Finding mold in the rental property is not fun at all. As soon as the mold appears, you should react as soon as possible.
According to Kansas State law (Kan. Stat. Ann. § 58-2559) if the landlord doesn’t provide habitable housing under the local building code and state housing codes, a court may conclude that the tenant has been “constructively evicted”.
This means that the landlord by supplying unlivable housing has for all practical purposes “evicted” the tenant. After this, the tenant has no further responsibility for the rent.
Although there is no required mold disclosure form in Kansas State, the law does state that a landlord is required to maintain the property in a safe and habitable condition that complies with all local health and building codes.
Landlord’s responsibility to keep the apartment habitable
There are a few reasonable actions that must be undertaken by the landlord in order to keep the apartment in habitable condition:
- Clean and safe common areas with available thrash disposal;
- Working utility connections;
- All plumbing, heating, electrical, ventilation, water, and air-conditioning systems in the home;
- Safe and working appliances if offered with a rental.
What type of repairs is the tenant responsible for in Kansas State?
The statute about the duties of tenants, 58-2555, rules that a tenant is required to maintain their rental unit in a clean and safe condition. All plumbing and electrical appliances must be reasonably used and kept as clean as possible. Tenants are also responsible for any damages done to the premises.
Tenant rights in Kansas State due to mold
It is very important to document the mold problem when mold appears. Few more things you should do when mold has taken over the apartment:
- Take pictures of visible mold growth on walls and floors. A picture can be worth a thousand words if you need to prove that there is mold in your apartment;
- If you or your landlord run any mold testing document the results;
- Check for prior traces of mold in the apartment and contact previous renters and find out if they have had mold problems;
- Find legal assistance if you want to get out of your lease.
Sometimes tenants are free to break their lease because of mold problems if they can show strong proof that the mold poses an “imminent threat” to health.
On the other hand, if a tenant decides to stay in the lease it is up to the landlord to resolve the problem. The landlord must hire experts and resolve all moisture issues that may have caused the existing mold.
Resource: See all state mold laws
How long does the landlord have to fix the mold problem in Kansas State?
As soon as mold appears it needs to be addressed as soon as possible. The landlord has to act promptly when a written notice has been received.
Kansas law states that a landlord must make repairs in a reasonable amount of time, but doesn’t give a specific time frame. A tenant can give a 30-day written notice to quit their lease if the needed repairs are not made in 14 days of the landlord receiving such a notice.

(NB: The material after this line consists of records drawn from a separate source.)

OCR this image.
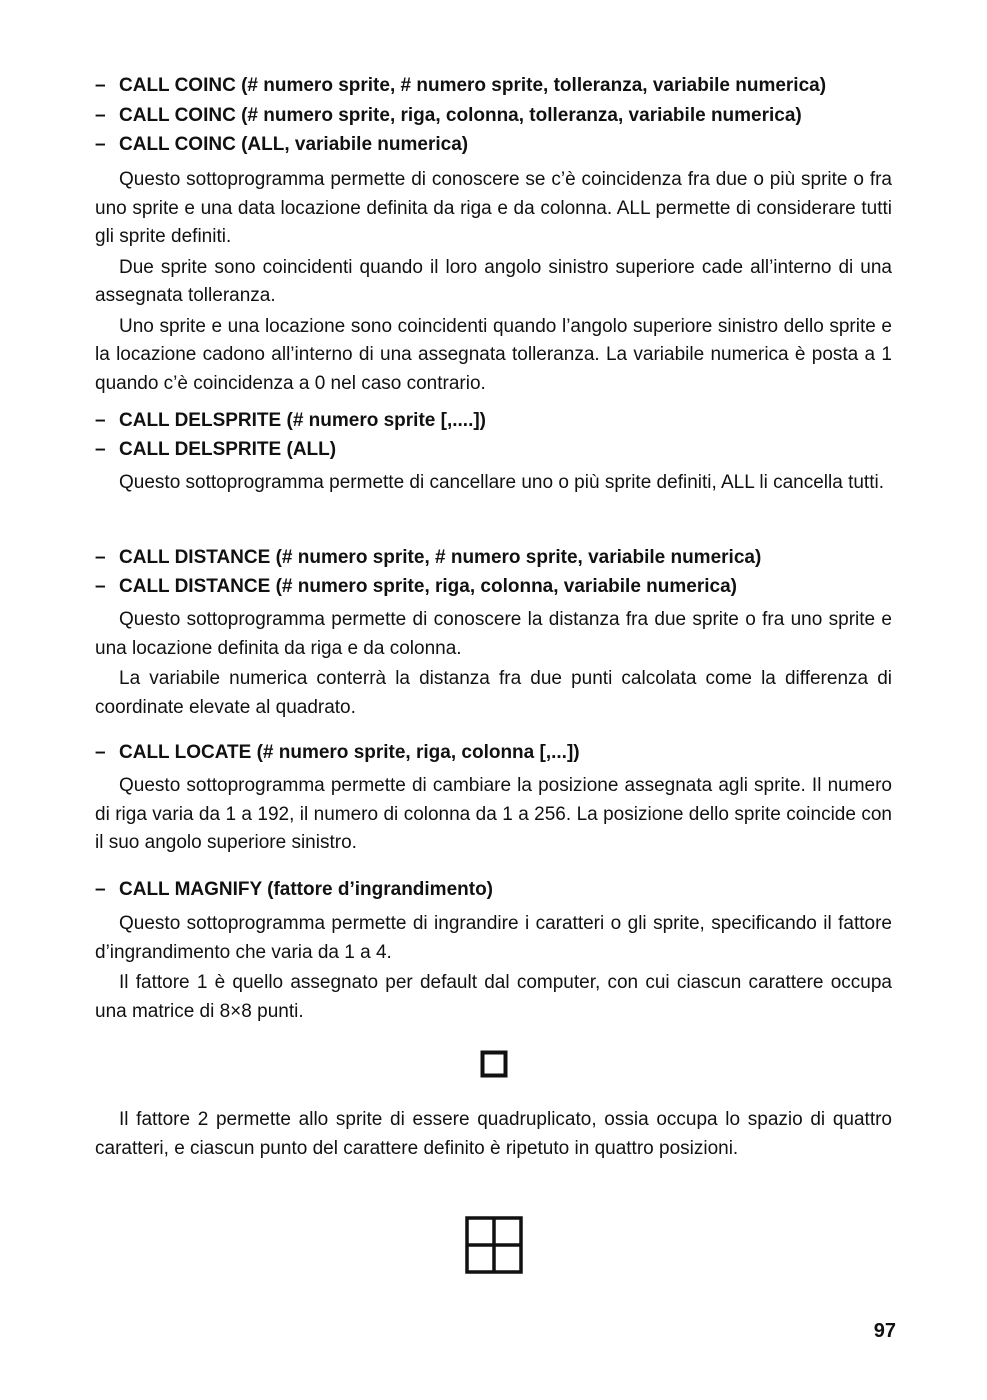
– CALL COINC (# numero sprite, # numero sprite, tolleranza, variabile numerica)
– CALL COINC (# numero sprite, riga, colonna, tolleranza, variabile numerica)
– CALL COINC (ALL, variabile numerica)

Questo sottoprogramma permette di conoscere se c’è coincidenza fra due o più sprite o fra uno sprite e una data locazione definita da riga e da colonna. ALL permette di considerare tutti gli sprite definiti.

Due sprite sono coincidenti quando il loro angolo sinistro superiore cade all’interno di una assegnata tolleranza.

Uno sprite e una locazione sono coincidenti quando l’angolo superiore sinistro dello sprite e la locazione cadono all’interno di una assegnata tolleranza. La variabile numerica è posta a 1 quando c’è coincidenza a 0 nel caso contrario.

– CALL DELSPRITE (# numero sprite [,....])
– CALL DELSPRITE (ALL)

Questo sottoprogramma permette di cancellare uno o più sprite definiti, ALL li cancella tutti.

– CALL DISTANCE (# numero sprite, # numero sprite, variabile numerica)
– CALL DISTANCE (# numero sprite, riga, colonna, variabile numerica)

Questo sottoprogramma permette di conoscere la distanza fra due sprite o fra uno sprite e una locazione definita da riga e da colonna.

La variabile numerica conterrà la distanza fra due punti calcolata come la differenza di coordinate elevate al quadrato.

– CALL LOCATE (# numero sprite, riga, colonna [,...])

Questo sottoprogramma permette di cambiare la posizione assegnata agli sprite. Il numero di riga varia da 1 a 192, il numero di colonna da 1 a 256. La posizione dello sprite coincide con il suo angolo superiore sinistro.

– CALL MAGNIFY (fattore d’ingrandimento)

Questo sottoprogramma permette di ingrandire i caratteri o gli sprite, specificando il fattore d’ingrandimento che varia da 1 a 4.

Il fattore 1 è quello assegnato per default dal computer, con cui ciascun carattere occupa una matrice di 8×8 punti.

Il fattore 2 permette allo sprite di essere quadruplicato, ossia occupa lo spazio di quattro caratteri, e ciascun punto del carattere definito è ripetuto in quattro posizioni.

97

Tenants can also move out without being responsible for future rent if the landlord does not perform the needed repairs.
When is the termination of the lease agreement justified in Kansas State?
In the following situations, you can move out of the apartment and break the lease before the rental agreement ends without penalty:
- Starting active military duty;
- The rental unit is unsafe;
- The landlord harasses or violates privacy rights.
Tenants relocation due to mold in Kansas State
The general rule is that the tenant needs to be relocated if the mold is severe enough to cause the apartment to be uninhabitable. If this is the case, landlords are usually required to remediate mold at their expense, unless the mold problem is caused by the tenant.
Who covers the costs of relocation will depend on the lease terms and the laws of the applicable jurisdiction.